At least this was what  he had learned. And assuming that his education was so far superior than that of these children, he could only pity them for their lack of knowledge.
However he was wrong. There is no record about the date of the birth of Jesus of Nazareth. The church declared arbitrarily the 25th of December to be his birthday, because it was the date of a pagan festival (winter solstice, Saturnalia), which was very popular. In order to erase the pagan background of this festival, they gave it a Christian meaning. So they established the tradition to celebrate Jesus' birthday at this date. Although most other Christmas traditions had nothing to do with Christianity but with the original pagan meaning, e. g. the Christmas tree, the candles, the Christmas gifts etc.
Therefore the seemingly ignorant school children were far closer to the truth than the outraged journalist with his half-knowledge about the topic. In fact Christmas has far more to do with gifts, family and peace than with the birthday of Jesus of Nazareth, which is very unlikely to have occurred on  a 25th of December.
I this example the children based their opinion on naivety, while the journalist based it on half-knowledge that led him farther away from the truth.

Hardly anybody of us is free from that kind of half-knowledge. And many of us make the same mistake as this journalist. We assume us to be more educated than seemingly naive and ignorant people but we might ourselves have misguided opinions based on our education that is possibly incomplete or contains false data. 
The problem is that the one whose knowledge is incomplete or false is never aware of this fact and believes his knowledge to be complete and true. He simply cannot know that there is more necessary data to form a correct opinion. 

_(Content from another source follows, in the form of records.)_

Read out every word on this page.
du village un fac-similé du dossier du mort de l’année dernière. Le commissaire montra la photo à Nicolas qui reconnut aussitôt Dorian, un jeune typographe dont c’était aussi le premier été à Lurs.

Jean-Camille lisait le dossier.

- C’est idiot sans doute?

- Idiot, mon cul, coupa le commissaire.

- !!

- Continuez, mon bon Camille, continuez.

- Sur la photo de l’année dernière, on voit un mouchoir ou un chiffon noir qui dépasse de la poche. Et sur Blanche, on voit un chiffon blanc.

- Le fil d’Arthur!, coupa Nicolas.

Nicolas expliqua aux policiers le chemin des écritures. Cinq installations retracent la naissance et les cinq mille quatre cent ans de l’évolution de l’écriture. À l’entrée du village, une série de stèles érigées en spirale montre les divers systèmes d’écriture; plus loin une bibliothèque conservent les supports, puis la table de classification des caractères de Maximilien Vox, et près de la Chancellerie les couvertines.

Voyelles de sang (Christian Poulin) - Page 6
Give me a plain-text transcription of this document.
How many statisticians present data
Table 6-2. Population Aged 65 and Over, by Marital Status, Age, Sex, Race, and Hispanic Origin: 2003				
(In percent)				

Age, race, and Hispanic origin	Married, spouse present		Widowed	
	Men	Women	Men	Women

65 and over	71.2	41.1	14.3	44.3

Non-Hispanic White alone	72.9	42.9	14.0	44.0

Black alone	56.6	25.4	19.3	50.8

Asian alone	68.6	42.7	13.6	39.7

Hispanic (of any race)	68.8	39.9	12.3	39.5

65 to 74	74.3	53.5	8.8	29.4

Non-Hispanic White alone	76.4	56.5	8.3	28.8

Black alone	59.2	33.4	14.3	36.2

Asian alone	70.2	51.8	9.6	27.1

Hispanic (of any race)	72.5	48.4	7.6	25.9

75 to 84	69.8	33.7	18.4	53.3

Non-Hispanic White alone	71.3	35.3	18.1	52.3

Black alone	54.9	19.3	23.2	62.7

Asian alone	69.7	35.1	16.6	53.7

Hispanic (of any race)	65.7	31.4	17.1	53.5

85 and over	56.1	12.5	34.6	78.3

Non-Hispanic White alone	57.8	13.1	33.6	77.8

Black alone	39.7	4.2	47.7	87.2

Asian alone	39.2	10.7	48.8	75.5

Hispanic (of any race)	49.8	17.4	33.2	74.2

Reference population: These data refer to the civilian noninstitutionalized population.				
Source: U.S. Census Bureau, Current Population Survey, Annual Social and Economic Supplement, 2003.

To demonstrate how ubiquitous this phenomenon is, I will give another example. 
A common cold is a viral infection of the upper respiratory tract.
Some naive people frequently try to treat this disease with antibiotics.
This behavior is vehemently criticized by physicians and scientists. Since a common cold is caused by a virus and antibiotics are only effective against bacteria, this treatment is totally useless and might even be harmful due to the negative side-effects of antibiotics... - according to their opinion, which is again based on half-knowledge.
The empirical fact is that antibiotics are indeed effective against a common cold. Some scientists try to explain this fact away by attributing it to the placebo effect of those antibiotic. However antibiotics are even then effective, when they are not expected to be so by the patient in cases when they are prescribed against a totally different disease stopping the respiratory infection only as a side-effect.
The reason is that the human body is a more complex system than the simplistic mechanical model of those physicians and scientists. The most severe symptoms of the common cold are not caused by the virus itself that is responsible for the initial infection but by opportunistic bacterial infections of the affected respiratory tissue. And against these opportunistic bacteria antibiotics are quite well effective. Once the opportunistic bacterial infection is suppressed, the immune system can deal with the remaining viral infection much faster and more efficient.
Again the half-knowledge of those scientists and physicians who learned that antibiotics don't work against a virus has misled them to an opinion, which is farther away from the truth than the naive opinion of those people who have no clue about the mechanisms of infections at all.

Half-knowledge is dangerous. It can lead to inferior decisions than even total ignorance of a subject. The problem is that we can never be sure, if we have really full knowledge about a topic or only half-knowledge. This is why we should always be skeptical about everything we believe to know. We should not right away discard any naive opinion of rather ignorant people who form their opinions just on personal observation and no education. We should always question ourselves and what we have learned from our education.